Author's Note: As my other two fics are starting to end, here, I am starting a new one. The plot is a tad cheesy, and it will most likely be a lot shorter than my standard 15-20 chapters. I don't know how it will come out, I don't know if it will be bad or good, so give me your feedback on these first few chapters.

Disclaimer: I do not own Shaman King. Neither do any other fanfiction writers on this site.


My name is Tao Ren.

My parents, Ran and En, gave me this name in hopes that I would grow to be as strong and beautiful as the lotus flower. Like a real Tao.

And I did.

Like my mother, I had hair darker than a raven's feathers, shining to a shade almost purple in the moonlight. My skin was pale, pale enough to rival snow. I had high, sharp cheekbones, and a pair of golden, cat-like eyes. I was thin with girlish hips. People told me all the time that my figure was quite feminine, but it never bothered me, because I knew that every girl in China would kill to have one like mine.

Although most of my appearance came from my mother, I have been told that I had the personality of my father. I was stubborn, arrogant, and cold-hearted.

I also had an older sister. She was named Tao Jun. She was a strange one among the Tao. Hair greener than the grass, eyes bluer than the sky. I could never understand why she looked like this, but she was my best friend.

I wanted to be like her.

Smart, strong, and talented.

All of China loved her. She was kind and worked hard. An idol to Chinese girls, a role model to Chinese women.

As for me, China did not see me like they saw her. They couldn't look past my appearance. All they knew me as was a pretty Tao boy. A sex symbol. Nothing more than that.

No one ever loved me like they loved her. Not even my own parents.

As my father expected of me, I trained insanely hard every day, from daybreak to midnight. I mastered martial arts and weaponry. I could make an oversoul before I oculd even walk, let alone before most shamans my age would even begin their training.

Like I hoped, I became strong. I cut down and destroyed everything in my way, including people.

But it did not bring me hapiness. It did not merit the affection of my mother and father.

I still could not understand why. I was unaware that all my training had allowed me no time to be with my family. They barely knew me. Other than the fact that I was their only son, and to be heir to the Tao, they rarely acknowledged me.

And I most certainly did not have time for friends.

I was terribly lonely. Sometimes, Jun would keep me company while I trained, but it never lasted long. I wanted to talk with Bason like Jun could talk with Pai-Long. I wanted to talk like we were friends, I wanted to be kind to him. He was the only one who ever seemed concerned for my pride and excellence. But my father told me becoming "friends" with your companion ghost would result in weakness. They were nothing more than tools to be used as the owner pleased.

And that was how I even entirely lost what the meaning of "friendship" was. My mind didn't have room for what my father disapproved of. I could no longer understand the concepts of friends and friendship, I didn't know why people needed them because I certainly no longer did.

Jun stopped keeping me company. I rarely saw her around. Unlike me, she had friends. People who cared about her, even if the majority of them were reanimated corpses.

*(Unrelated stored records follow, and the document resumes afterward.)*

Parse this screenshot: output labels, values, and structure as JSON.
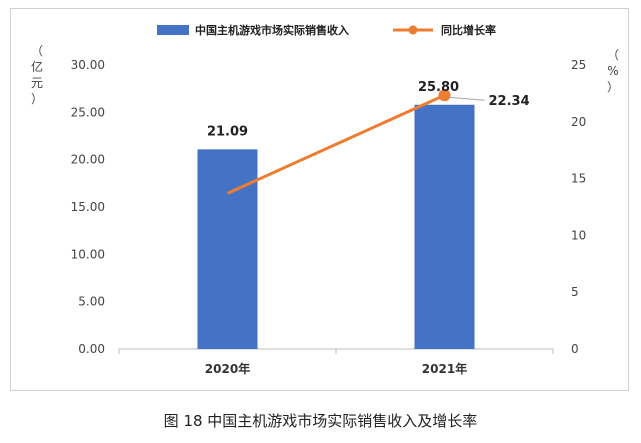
{
  "chart_data": {
    "type": "bar",
    "categories": [
      "2020年",
      "2021年"
    ],
    "series": [
      {
        "name": "中国主机游戏市场实际销售收入",
        "type": "bar",
        "axis": "left",
        "values": [
          21.09,
          25.8
        ],
        "labels": [
          "21.09",
          "25.80"
        ],
        "color": "#4472C4"
      },
      {
        "name": "同比增长率",
        "type": "line",
        "axis": "right",
        "values": [
          13.7,
          22.34
        ],
        "labels": [
          "",
          "22.34"
        ],
        "color": "#ED7D31"
      }
    ],
    "y_left": {
      "label_chars": [
        "（",
        "亿",
        "元",
        "）"
      ],
      "ylim": [
        0,
        30
      ],
      "ticks": [
        "0.00",
        "5.00",
        "10.00",
        "15.00",
        "20.00",
        "25.00",
        "30.00"
      ]
    },
    "y_right": {
      "label_chars": [
        "（",
        "%",
        "）"
      ],
      "ylim": [
        0,
        25
      ],
      "ticks": [
        "0",
        "5",
        "10",
        "15",
        "20",
        "25"
      ]
    },
    "legend_position": "top-center",
    "grid": false
  },
  "caption": "图 18 中国主机游戏市场实际销售收入及增长率"
}
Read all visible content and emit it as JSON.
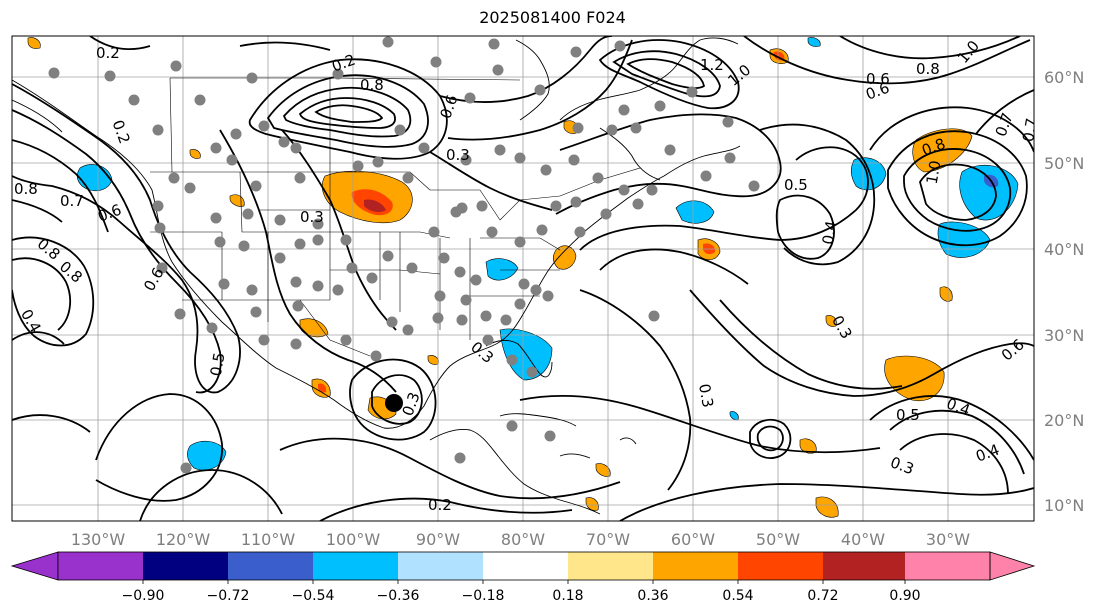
{
  "title": "2025081400 F024",
  "map": {
    "lon_labels": [
      "130°W",
      "120°W",
      "110°W",
      "100°W",
      "90°W",
      "80°W",
      "70°W",
      "60°W",
      "50°W",
      "40°W",
      "30°W"
    ],
    "lat_labels": [
      "60°N",
      "50°N",
      "40°N",
      "30°N",
      "20°N",
      "10°N"
    ],
    "contour_labels": [
      "0.2",
      "0.2",
      "0.8",
      "0.6",
      "0.3",
      "1.2",
      "1.0",
      "0.8",
      "0.6",
      "1.0",
      "0.7",
      "0.8",
      "0.7",
      "0.6",
      "0.8",
      "0.5",
      "0.4",
      "0.8",
      "1.0",
      "0.7",
      "0.6",
      "0.3",
      "0.6",
      "0.8",
      "0.4",
      "0.5",
      "0.3",
      "0.3",
      "0.6",
      "0.3",
      "0.3",
      "0.5",
      "0.4",
      "0.4",
      "0.3",
      "0.2",
      "0.2"
    ],
    "colors": {
      "contour": "#000000",
      "observation_dots": "#808080",
      "marker": "#000000",
      "coastline": "#000000",
      "grid": "#a0a0a0"
    }
  },
  "colorbar": {
    "ticks": [
      "−0.90",
      "−0.72",
      "−0.54",
      "−0.36",
      "−0.18",
      "0.18",
      "0.36",
      "0.54",
      "0.72",
      "0.90"
    ],
    "colors": [
      "#9932cc",
      "#000080",
      "#3a5fcd",
      "#00bfff",
      "#b0e2ff",
      "#ffffff",
      "#ffe68a",
      "#ffa500",
      "#ff4500",
      "#b22222",
      "#ff82ab"
    ]
  }
}
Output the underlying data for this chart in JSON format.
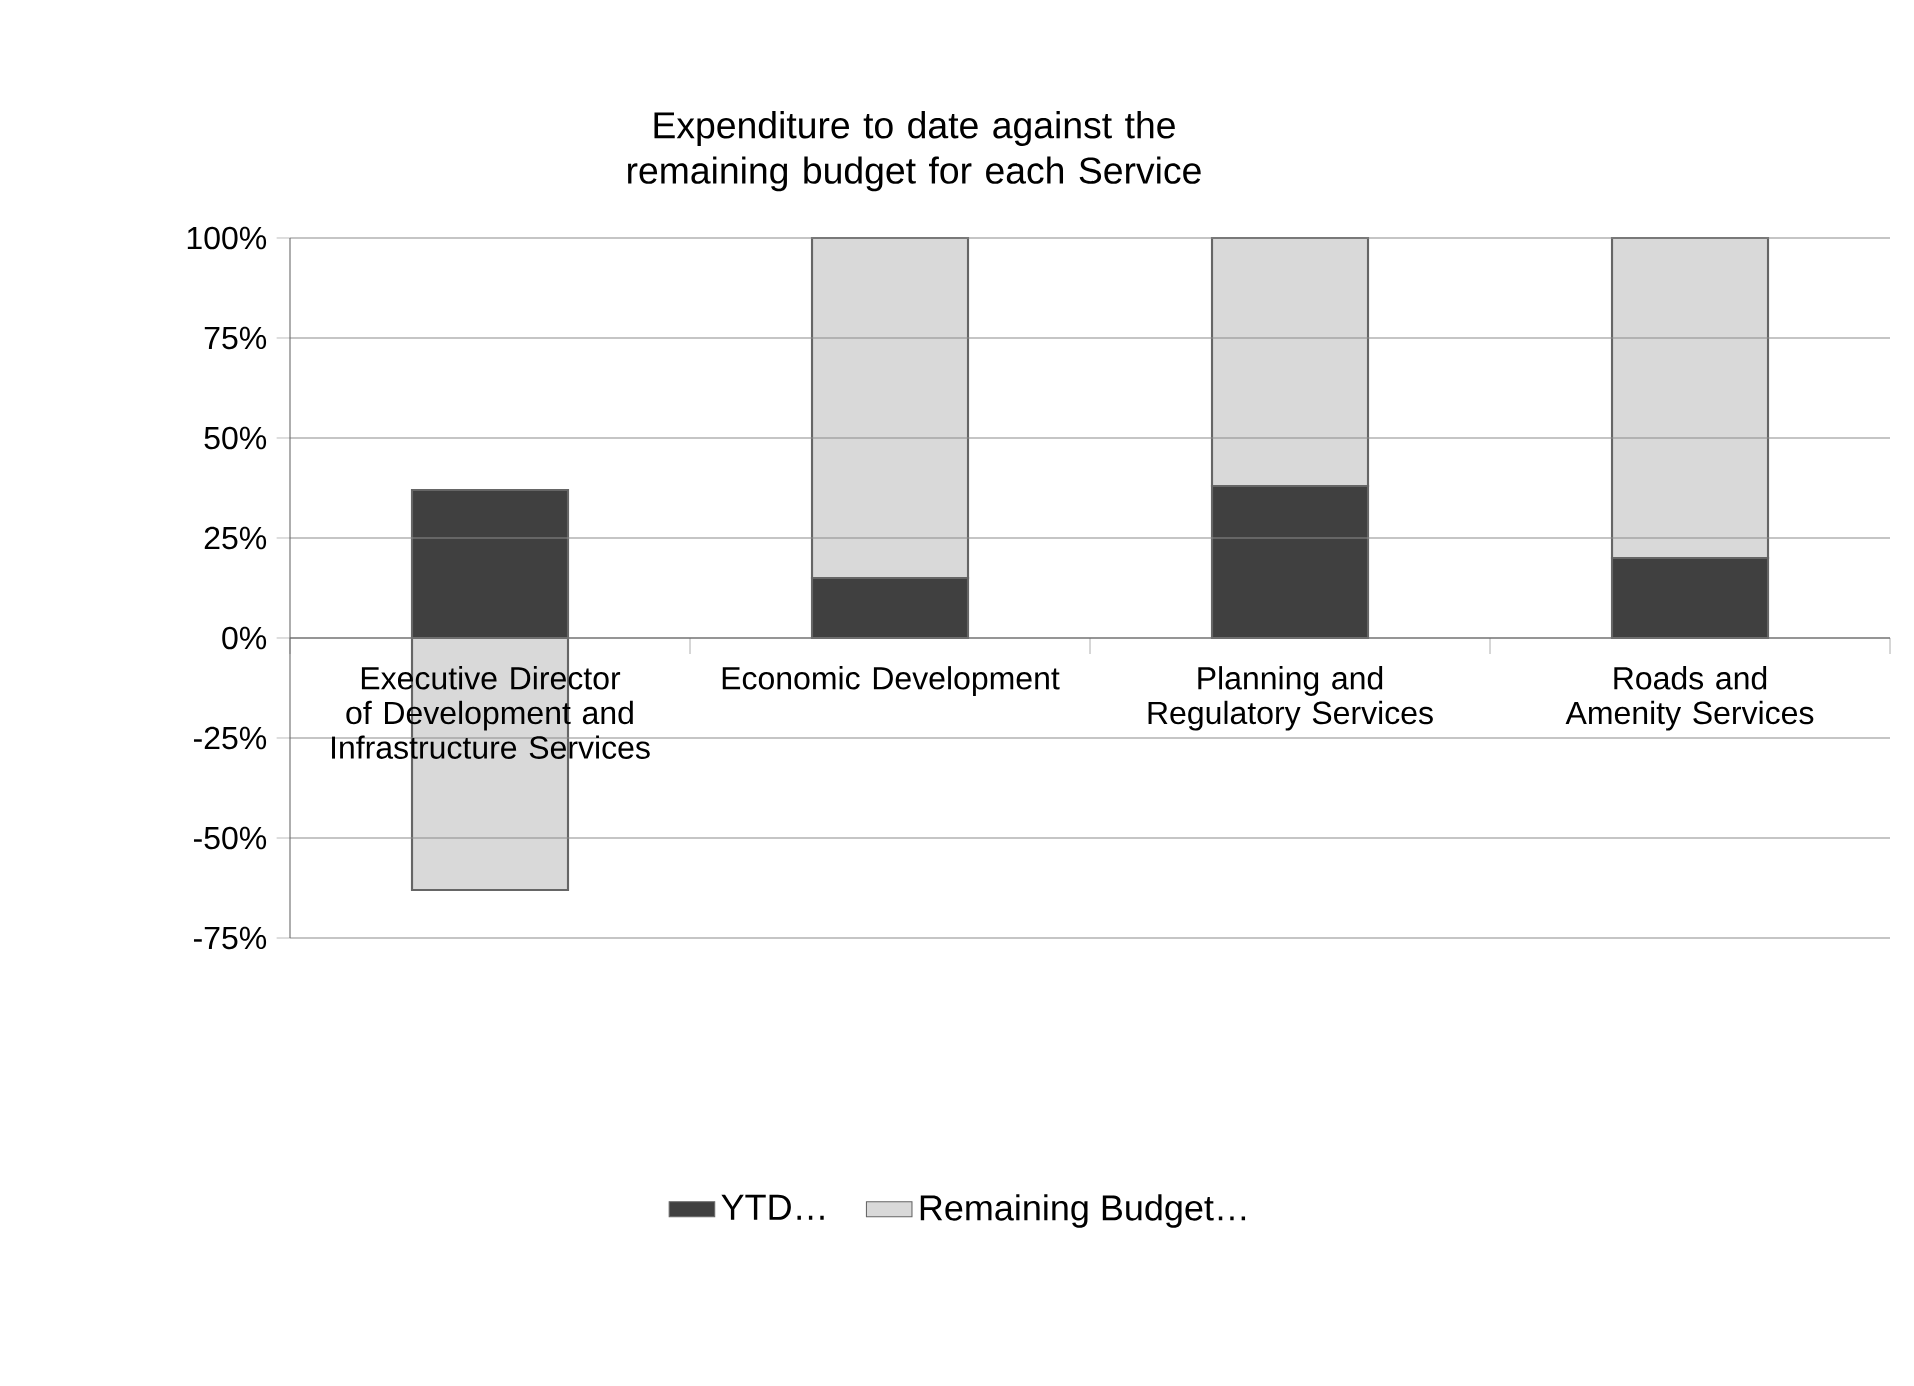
{
  "chart_data": {
    "type": "bar",
    "stacked": true,
    "title": "Expenditure to date against the remaining budget for each Service",
    "categories": [
      "Executive Director of Development and Infrastructure Services",
      "Economic Development",
      "Planning and Regulatory Services",
      "Roads and Amenity Services"
    ],
    "series": [
      {
        "name": "YTD…",
        "color": "#404040",
        "values": [
          37,
          15,
          38,
          20
        ]
      },
      {
        "name": "Remaining Budget…",
        "color": "#d9d9d9",
        "values": [
          -63,
          85,
          62,
          80
        ]
      }
    ],
    "ylim": [
      -75,
      100
    ],
    "yticks": [
      {
        "value": -75,
        "label": "-75%"
      },
      {
        "value": -50,
        "label": "-50%"
      },
      {
        "value": -25,
        "label": "-25%"
      },
      {
        "value": 0,
        "label": "0%"
      },
      {
        "value": 25,
        "label": "25%"
      },
      {
        "value": 50,
        "label": "50%"
      },
      {
        "value": 75,
        "label": "75%"
      },
      {
        "value": 100,
        "label": "100%"
      }
    ],
    "grid": "y",
    "legend": "bottom"
  }
}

My mother didn't seem to know anymore that I existed.

My father was cruel to me.

Nothing I did seemed to be good enough for him. And he punished me for my shortcomings.

He beat me, he tortured me, he made me undergo pain that a child like I was should never had felt. He carved the Tao family's symbol of hate into my back, as if to remind me that I would forever hate everyone, and he and everyone else in the world would forever hate me.

Oddly enough, I began looking forward to the times that my father would punish me. It wasn't as if I enjoyed the pain, because I certainly did not - sometimes, it was enough to cripple me for days at a time, disallowing me to train during those days, which my father saw as more oppurtunities to punish me.

The thing was, even though he was causing me pain, even though he was punishing me in unimaginable ways, I felt somewhat comforted that at least my father was paying attention to me. If he had the time to take out of his schedule to punish me, to focus on me for a few moments, it made me feel a little better.

But, no. I could not exactly call this fatherly love. I was his son, but I knew he didn't care much for me.

So I kept training.

And I got stronger. So much stronger. I surpassed my sister, but my power still could not compare to my father's, so I kept training even more.

As I grew, true to my name, I only became stronger, and more beautiful. My father said it was a shameful for me, a boy, to have such beauty, but it was the only thing I could be proud of myself for, so I chose to ignore him.

I am Tao Ren. A boy who will never love, and never be loved.